The plaintiff contends that, even if there were an oral termination in November, 1968, such is nullius juris in that (a) the factoring agreement required a writing to terminate it; (b) under the agreement itself, the meaning and validity of this requirement must be determined by the substantive law of New York; and (c) New York statutory and decisional law bar oral termination of an agreement which, by its own terms, requires its termination to be in writing. I shall examine each of these contentions in turn, but before doing so, the not unusual issue of what jurisdiction's law is to be applied must be resolved. The initial step in that regard requires ascertainment of the conflict of laws rules which New Jersey state courts would apply, confronted with this, a contract case. Klaxon Co. v. Stentor Electric Mfg. Co., 313 U.S. 487, 61 S. Ct. 1020, 85 L. Ed. 1477 (1941); Purcell v. Kapelski, 444 F.2d 380, 381 (3 Cir. 1971), cert. denied, 404 U.S. 940, 92 S. Ct. 283, 30 L. Ed. 2d 254 (1971).

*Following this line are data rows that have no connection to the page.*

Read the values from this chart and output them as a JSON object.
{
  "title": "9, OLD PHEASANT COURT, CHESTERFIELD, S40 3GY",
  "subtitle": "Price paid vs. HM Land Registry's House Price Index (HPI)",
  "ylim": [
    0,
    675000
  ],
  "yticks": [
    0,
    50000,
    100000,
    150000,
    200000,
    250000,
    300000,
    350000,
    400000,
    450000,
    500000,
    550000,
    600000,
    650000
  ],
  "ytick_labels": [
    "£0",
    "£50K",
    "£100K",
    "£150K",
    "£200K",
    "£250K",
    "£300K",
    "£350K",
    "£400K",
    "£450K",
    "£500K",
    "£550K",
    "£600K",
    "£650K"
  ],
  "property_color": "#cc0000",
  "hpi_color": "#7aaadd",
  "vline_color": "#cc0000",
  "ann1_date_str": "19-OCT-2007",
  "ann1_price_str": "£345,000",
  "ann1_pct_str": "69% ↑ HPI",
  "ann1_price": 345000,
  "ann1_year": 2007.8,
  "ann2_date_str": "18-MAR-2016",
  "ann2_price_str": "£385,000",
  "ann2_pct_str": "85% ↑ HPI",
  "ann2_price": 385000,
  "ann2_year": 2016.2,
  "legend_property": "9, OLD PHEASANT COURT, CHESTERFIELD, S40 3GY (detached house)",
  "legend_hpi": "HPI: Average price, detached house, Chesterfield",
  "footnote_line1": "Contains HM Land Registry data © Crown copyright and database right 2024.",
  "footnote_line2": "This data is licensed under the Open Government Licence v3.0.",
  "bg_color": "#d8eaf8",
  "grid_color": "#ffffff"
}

Absent a strong public policy contravened by so doing, New Jersey courts normally will apply the law of a sister state in deciding a question of construction or validity of a contract made and performed in that state.
Colozzi v. Bevko, Inc., 17 N.J. 194, 202, 110 A. 2d 545, 549 (1955); Farris Engineering Corp. v. Service Bureau Corp., 406 F.2d 519, 520 (3 Cir. 1969); Award Incentives, Inc. v. Van Rooyen, 263 F.2d 173, 176-177 (3 Cir. 1959); and see Lobek v. Gross, 2 N.J. 100, 102, 65 A. 2d 744, 745 (1949); In re Lea Fabrics, 226 F. Supp. 232, 237 (D.N.J. 1964).
New York is the situs of all of the primary contacts involved in the making and performance of the factoring agreement in suit. Also, the parties to the factoring agreement provided that it was to be "construed according to and be governed by the laws of the State of New York." (para. 15 -- Ex. P-1).
Therefore, absent an opposing public policy, the substantive law of New York must be applied to the facts found herein.
Plaintiff contends that the agreement in suit requires it be terminated only in writing. I agree. (Ex. P-1; para. 12).
No public policy appearing to foreclose it,
New York statutory and decisional law, applied to this contractual provision, provides a statute which by its terms enforces such a written termination requirement. New York General Obligations Law § 15-301, subd. 4 provides:
If a written agreement or other written instrument contains a provision for termination or discharge on written notice by one or either party, the requirement that such notice be in writing cannot be waived except by a writing signed by the party against whom enforcement of the waiver is sought or by his agent.